IPL 2014: The run-rate situation from Mumbai Indians vs Rajasthan Royals clarified
The last league match of this season’s IPL - Mumbai Indians vs Rajasthan Royals - witnessed the most dramatic turnaround ever possible for the Mumbai Indians as they clinched their qualification to the playoffs with a six off James Faulkner, who has lost his reputation as a death over specialist this season.
At one point, the situation was all but lost for Mumbai when they failed to get to the target of 190 within 14.3 overs which was the deadline for them to edge past Royals into the Eliminator. However, a sensational six from Aditya Tare took the defending champions through as they bettered the net run rate (NRR) of the Royals with the score at 195 from 14.4 overs.

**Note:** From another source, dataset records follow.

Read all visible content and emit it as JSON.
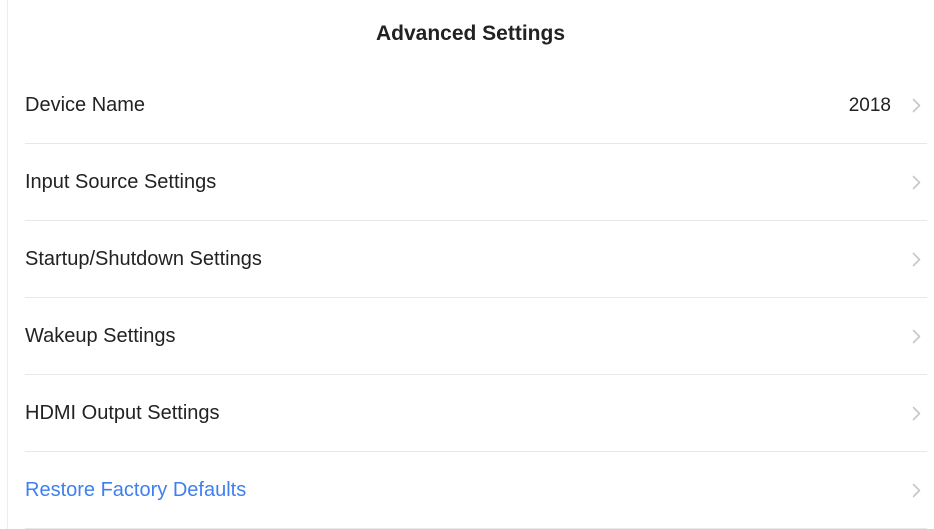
{
  "header": {
    "title": "Advanced Settings"
  },
  "colors": {
    "text": "#222222",
    "accent": "#3f7ff0",
    "divider": "#e8e8e8",
    "chevron": "#c7c7c7"
  },
  "settings": {
    "items": [
      {
        "label": "Device Name",
        "value": "2018",
        "icon": "chevron-right-icon"
      },
      {
        "label": "Input Source Settings",
        "icon": "chevron-right-icon"
      },
      {
        "label": "Startup/Shutdown Settings",
        "icon": "chevron-right-icon"
      },
      {
        "label": "Wakeup Settings",
        "icon": "chevron-right-icon"
      },
      {
        "label": "HDMI Output Settings",
        "icon": "chevron-right-icon"
      },
      {
        "label": "Restore Factory Defaults",
        "icon": "chevron-right-icon"
      }
    ]
  }
}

Here’s the reason why it was possible:
It is not the target, but the final score that is taken into account for NRR calculations. The number of deliveries to chase down the target was 87 for Mumbai prior to the target being 190.
However, the chasing team - if they take a few extra deliveries to get home - can still push their NRR up if they manage a final score that is sufficiently higher by hitting a boundary.
Mumbai Indians were actually ahead of Rajasthan Royals' NRR when they were level on scores at 189, but had Mumbai only managed to get the winning run by a single, they would have fallen behind the opposition.
Since they consumed one extra ball, 191 was their new target to achieve a higher NRR. As they needed just the one run to win, they were restricted with the only option of going for a boundary – running two was ruled out.
However, had the delivery 14.4 been a dot ball, they would have still been in the game. A 4 or a 6 from either of the last two balls of the 15th over would have also seen Mumbai qualify.
Assume if they’d managed only dots for next three deliveries (14.4, 14.5 and 14.6), then it would have still been possible for Mumbai to qualify with a six from the first ball of the 16th over too. If this had happened, Mumbai would have ended with a run-rate of 0.006 higher than Rajasthan.
It is also to be noted that if Faulkner had bowled a dot ball on 14.4, then he could have just bowled a wide on 14.5 and that would have been enough to see the Royals through to the playoffs. A wide on the 14.4 delivery was out of the question though, as that ball wouldn’t have been counted and the Indians would have reached the target in the original slot of 14.3 overs.